Sweet Packs


A certain gourmet donut store prides itself on being able to provide its customers with any number of donuts between 1 and 160. A customer may go to the counter and say “I want 43 donuts” and 43 donuts will appear.

Warm-Up

The restaurant wants to package their donuts in four different sizes. Your job is to figure out what those sizes should be in order to minimize the number of packets needed to fill the average order. For starters, assume that any order between 1 and 160 is equally likely.

For example, suppose the packet sizes are 1, 5, 10, and 20. If a customer orders 48 donuts, then the number of packets required is six: two packets of 20, one of 5, and three of 1.

My recommended strategy is to try all possible different combinations of four sizes and find the best. A few observations make this fast. First, one of the sizes is constrained to be 1, so really you have to test ascending triplets of sizes between 2 and 160 only. When evaluating a triplet, include a packet of size 1, calculate the average cost, and simply keep the best.
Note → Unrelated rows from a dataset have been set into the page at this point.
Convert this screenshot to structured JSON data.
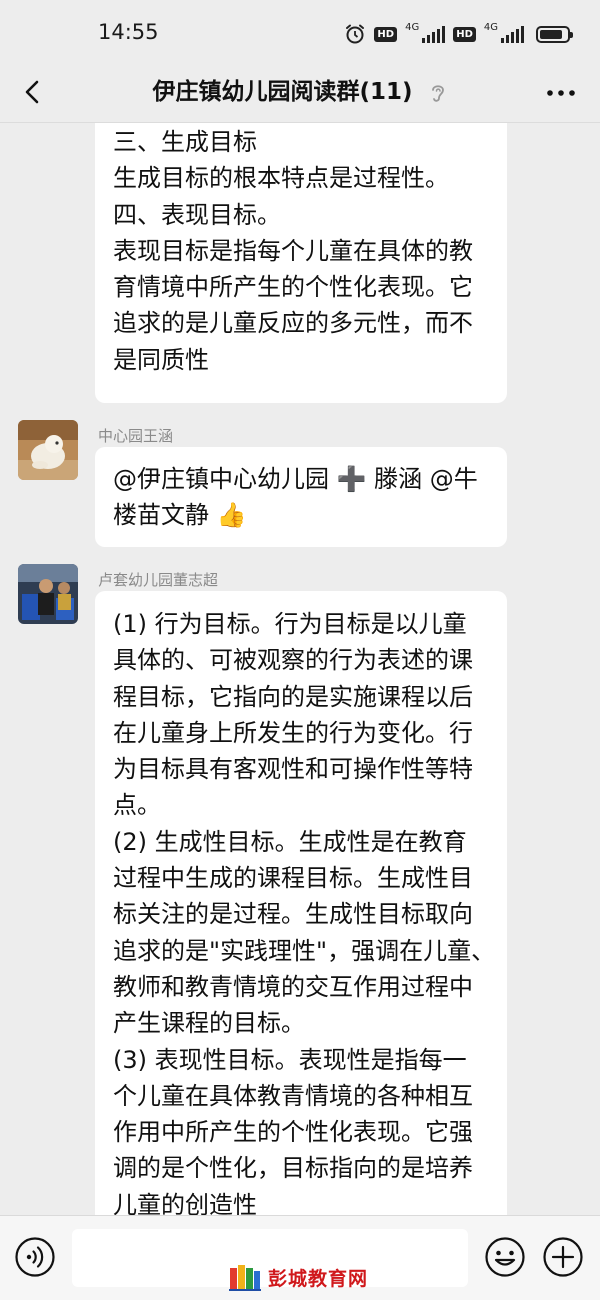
{
  "status_bar": {
    "time": "14:55",
    "hd_label": "HD",
    "network_label": "4G",
    "battery_level": 0.85
  },
  "header": {
    "back_icon": "chevron-left-icon",
    "title": "伊庄镇幼儿园阅读群(11)",
    "ear_icon": "ear-icon",
    "more_icon": "more-dots-icon"
  },
  "messages": [
    {
      "sender": "",
      "lines": [
        "三、生成目标",
        "生成目标的根本特点是过程性。",
        "四、表现目标。",
        "表现目标是指每个儿童在具体的教",
        "育情境中所产生的个性化表现。它",
        "追求的是儿童反应的多元性，而不",
        "是同质性"
      ]
    },
    {
      "sender": "中心园王涵",
      "lines": [
        "@伊庄镇中心幼儿园 ➕ 滕涵  @牛",
        "楼苗文静 👍"
      ]
    },
    {
      "sender": "卢套幼儿园董志超",
      "lines": [
        "(1) 行为目标。行为目标是以儿童",
        "具体的、可被观察的行为表述的课",
        "程目标，它指向的是实施课程以后",
        "在儿童身上所发生的行为变化。行",
        "为目标具有客观性和可操作性等特",
        "点。",
        "(2) 生成性目标。生成性是在教育",
        "过程中生成的课程目标。生成性目",
        "标关注的是过程。生成性目标取向",
        "追求的是\"实践理性\"，强调在儿童、",
        "教师和教青情境的交互作用过程中",
        "产生课程的目标。",
        "(3) 表现性目标。表现性是指每一",
        "个儿童在具体教青情境的各种相互",
        "作用中所产生的个性化表现。它强",
        "调的是个性化，目标指向的是培养",
        "儿童的创造性"
      ]
    }
  ],
  "input_bar": {
    "voice_icon": "voice-icon",
    "emoji_icon": "emoji-icon",
    "plus_icon": "plus-circle-icon"
  },
  "watermark": {
    "text": "彭城教育网",
    "icon": "books-logo-icon"
  }
}
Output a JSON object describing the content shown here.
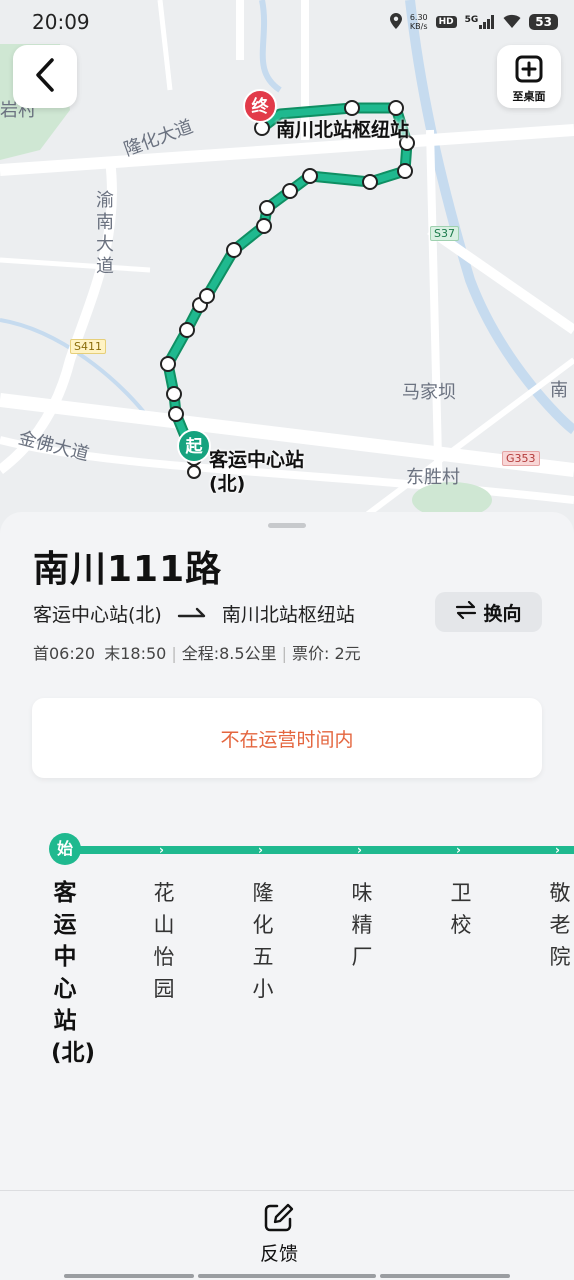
{
  "status_bar": {
    "time": "20:09",
    "net_speed_value": "6.30",
    "net_speed_unit": "KB/s",
    "hd": "HD",
    "network": "5G",
    "battery": "53"
  },
  "map": {
    "desk_button_label": "至桌面",
    "labels": {
      "yan_village": "岩村",
      "longhua_road": "隆化大道",
      "yunan_road": "渝南大道",
      "majiaba": "马家坝",
      "dongsheng_village": "东胜村",
      "jinfo_road": "金佛大道",
      "nan": "南"
    },
    "road_badges": {
      "s37": "S37",
      "s411": "S411",
      "g353": "G353"
    },
    "start_marker": "起",
    "end_marker": "终",
    "start_station": "客运中心站(北)",
    "end_station": "南川北站枢纽站",
    "colors": {
      "route": "#1fb98f",
      "end_marker": "#e23b4a",
      "start_marker": "#16a37f"
    }
  },
  "route": {
    "title": "南川111路",
    "from": "客运中心站(北)",
    "to": "南川北站枢纽站",
    "swap_label": "换向",
    "first_bus": "首06:20",
    "last_bus": "末18:50",
    "distance": "全程:8.5公里",
    "fare": "票价: 2元",
    "notice": "不在运营时间内",
    "start_badge": "始",
    "stops": [
      "客运中心站(北)",
      "花山怡园",
      "隆化五小",
      "味精厂",
      "卫校",
      "敬老院"
    ]
  },
  "footer": {
    "feedback_label": "反馈"
  }
}
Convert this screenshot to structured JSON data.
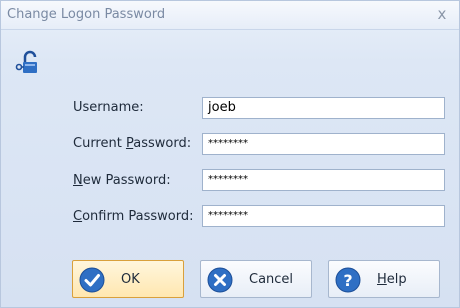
{
  "dialog": {
    "title": "Change Logon Password",
    "close_glyph": "x"
  },
  "icons": {
    "header": "lock-key-icon",
    "ok": "checkmark-icon",
    "cancel": "cancel-x-icon",
    "help": "question-icon"
  },
  "form": {
    "username_label": "Username:",
    "username_value": "joeb",
    "current_label_pre": "Current ",
    "current_label_ul": "P",
    "current_label_post": "assword:",
    "current_value": "********",
    "new_label_ul": "N",
    "new_label_post": "ew Password:",
    "new_value": "********",
    "confirm_label_ul": "C",
    "confirm_label_post": "onfirm Password:",
    "confirm_value": "********"
  },
  "buttons": {
    "ok": "OK",
    "cancel": "Cancel",
    "help_ul": "H",
    "help_post": "elp"
  },
  "colors": {
    "accent_blue": "#2f6fc4",
    "ok_highlight": "#ffe7b0"
  }
}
The inner loop of this process is “calculate the average cost.” That is, given a set of four packet sizes, compute the average number of packets needed for each order. Dynamic programming works really well for this purpose. See if you can figure out how.

Solution to Warm-Up

Here is high-level pseudo-code of one dynamic programming method.

Goal: Given four sizes 1, s1, s2, and s3, find the cost per order.

  1. Create an array of size 160. This will be your cost array.

  2. Initialize each entry to have infinite cost except for the entries at locations 1, s1, s2, and s3 to which you assign a cost of 1.

     for entry i = 2 to 160   if cost(i) == infinite      for entry j from 1 to i-1        if (cost(j) + cost(i-j)) < cost(i)             cost(i) := (cost(j) + cost(i-j))        end if      end for   end if end for

  3. Sum all the costs and divide by 160 to get the average cost.

This technique takes quadratic time in the maximum number of donuts, but this is fast enough for our purposes. Without using dynamic programming, one would have to work much harder.

Now that you see how to evaluate a given candidate set of packet sizes, it remains only to go through the different packet size triplet possibilities to find the best set of packet sizes.

  1. Assuming orders for any number of donuts are equally likely, which set of packet sizes results in the minimum average number of packets required per order? What is that minimum average?

  2. Assume that orders for any number of donuts under 50 are equally likely and are five times as likely as those over 50. So, for example, an order for 14 donuts is five times as likely as an order for 53 donuts, whereas it is equally likely to an order for 47 donuts. Which set of packet sizes gives the minimum average number of packets required per order in this case? What is that minimum average?

Solution to Sweet Packs

  1. Assuming orders for any number of donuts are equally likely, which set of packet sizes gives the minimum average number of packets required per order? What is that minimum average?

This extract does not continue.